All of which underscores growing emerging market pressures on Apple that might push harder against its stated principles. What price privacy indeed?
It’s clear that carving out growth in a saturated smartphone market is going to be an increasingly tricky business for all players, with the risk of fresh trade-offs and pitfalls looming especially for Apple.
Negotiating this terrain certainly demands a fresh approach, as Cook implies is on his mind, per the shareholder letter.
Arguably the new normal may also call for an increasingly localized approach as a way to differentiate in a saturated and samey smartphone market.
The old Apple ‘one-sized fits all’ philosophy is already very outdated for some users and risks being caught flat-footed on a growing number of fronts — be that if your measure is software ‘innovation’ or a principled position on privacy.
An arbitrary limit on the choice of search engine your users can pick seems a telling example. Why not offer iOS users a free choice?
Or are Google’s billions really standing in the way of that?
It’s certainly an odd situation that iPhone owners in France, say, can pick from a wide range of keyboard apps — from mainstream names to superficial bling-focused glitter and/or neon LED keyboard skins or indeed emoji and GIF-obsessed keyboards — but if they want to use locally developed pro-privacy search engine Qwant on their phone’s native browser they have to tediously surf to the company’s webpage every time they want to look something up.
Google search might be the best for a median average ‘global’ (excluding China) iOS user but in an age of increasingly self-focused and self-centred technology, with ever more demanding consumers, there’s really no argument against letting people who want to choose for themselves.
In Europe there’s also the updated data protection framework, GDPR, to consider.
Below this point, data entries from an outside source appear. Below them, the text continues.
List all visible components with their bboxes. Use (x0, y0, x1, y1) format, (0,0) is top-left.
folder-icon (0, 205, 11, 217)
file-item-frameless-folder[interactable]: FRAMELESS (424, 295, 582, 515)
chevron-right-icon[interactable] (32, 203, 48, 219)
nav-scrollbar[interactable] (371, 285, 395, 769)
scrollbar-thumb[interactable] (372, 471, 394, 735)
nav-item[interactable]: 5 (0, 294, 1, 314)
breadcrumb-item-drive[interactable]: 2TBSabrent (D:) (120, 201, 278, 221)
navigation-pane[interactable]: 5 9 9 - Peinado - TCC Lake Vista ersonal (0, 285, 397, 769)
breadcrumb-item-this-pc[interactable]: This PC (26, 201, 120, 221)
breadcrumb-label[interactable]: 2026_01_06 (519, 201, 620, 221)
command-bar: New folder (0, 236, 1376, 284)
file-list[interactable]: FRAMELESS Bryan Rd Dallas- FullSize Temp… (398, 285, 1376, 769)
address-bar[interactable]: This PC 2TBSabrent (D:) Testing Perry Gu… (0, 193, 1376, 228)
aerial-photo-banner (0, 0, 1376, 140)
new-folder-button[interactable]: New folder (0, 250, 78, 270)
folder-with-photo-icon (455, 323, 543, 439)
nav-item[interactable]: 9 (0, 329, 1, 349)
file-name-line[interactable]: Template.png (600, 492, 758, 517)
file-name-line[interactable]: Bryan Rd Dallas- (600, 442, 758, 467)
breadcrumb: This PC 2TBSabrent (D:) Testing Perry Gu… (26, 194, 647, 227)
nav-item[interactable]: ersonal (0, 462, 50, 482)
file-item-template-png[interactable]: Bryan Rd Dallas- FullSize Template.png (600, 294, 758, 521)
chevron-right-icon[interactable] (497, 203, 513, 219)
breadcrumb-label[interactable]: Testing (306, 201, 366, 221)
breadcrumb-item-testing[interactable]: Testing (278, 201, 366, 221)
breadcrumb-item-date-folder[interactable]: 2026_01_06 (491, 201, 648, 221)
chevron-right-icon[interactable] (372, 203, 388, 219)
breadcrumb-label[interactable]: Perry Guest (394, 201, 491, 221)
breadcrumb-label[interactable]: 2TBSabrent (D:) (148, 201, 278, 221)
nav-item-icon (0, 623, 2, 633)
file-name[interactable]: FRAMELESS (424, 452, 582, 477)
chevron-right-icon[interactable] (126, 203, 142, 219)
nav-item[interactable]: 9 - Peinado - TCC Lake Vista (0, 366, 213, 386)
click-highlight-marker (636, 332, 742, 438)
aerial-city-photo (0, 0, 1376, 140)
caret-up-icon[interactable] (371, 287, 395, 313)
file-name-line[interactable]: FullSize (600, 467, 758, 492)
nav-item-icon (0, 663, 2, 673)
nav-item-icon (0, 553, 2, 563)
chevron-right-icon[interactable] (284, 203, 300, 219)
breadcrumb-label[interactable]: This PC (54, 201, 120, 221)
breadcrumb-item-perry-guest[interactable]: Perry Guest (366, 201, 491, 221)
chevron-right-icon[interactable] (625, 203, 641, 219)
Which may yet rework some mainstream ad tech business models.
On this front Qwant questions how even non-tracking rival DDG can protect users’ searches from government surveillance given its use of AWS cloud hosting and the U.S. Cloud Act. (Though, responding to a discussion thread about the issue on Github two years ago, DDG’s founder noted it has servers around the world, writing: “If you are in Europe you will be connected to our European servers.” He also reiterated that DDG does not collect any personal data from users — thereby limiting what could be extracted from AWS via the Act.)
Asked what reception it’s had when asking about getting its search engine on the Safari iOS list, Qwant told us the line that’s been (indirectly) fed back to it is “we are too European according to Apple”. (Apple declined to comment on the search choices it offers iOS users.)
“I have to work a lot to be more American,” Qwant co-founder and CEO Eric Leandri told us, summing up the smoke signals coming out of Cupertino.
“I understand that Apple wants to give the same kind of experience to their customers… but I would say that if I was Apple now, based on the politics that I want to follow — about protecting the privacy of customers — I think it would be great to start thinking about Europe as a market where people have a different point of view on their data,” he continued.
“Apple has done a lot of work to, for example, not let applications give data to each by a very strict [anti-tracking policy]; Apple has done a lot of work to guarantee that cookies and tracking is super difficult on iOS; and now the last problem of Apple is Google search.”
“So I hope that Apple will look at our proposal in a different way — not just one-fits-all. Because we don’t think that one-fits-all today,” he added.
Qwant too, then, is hoping for a better Apple to emerge as a result of a little market adversity.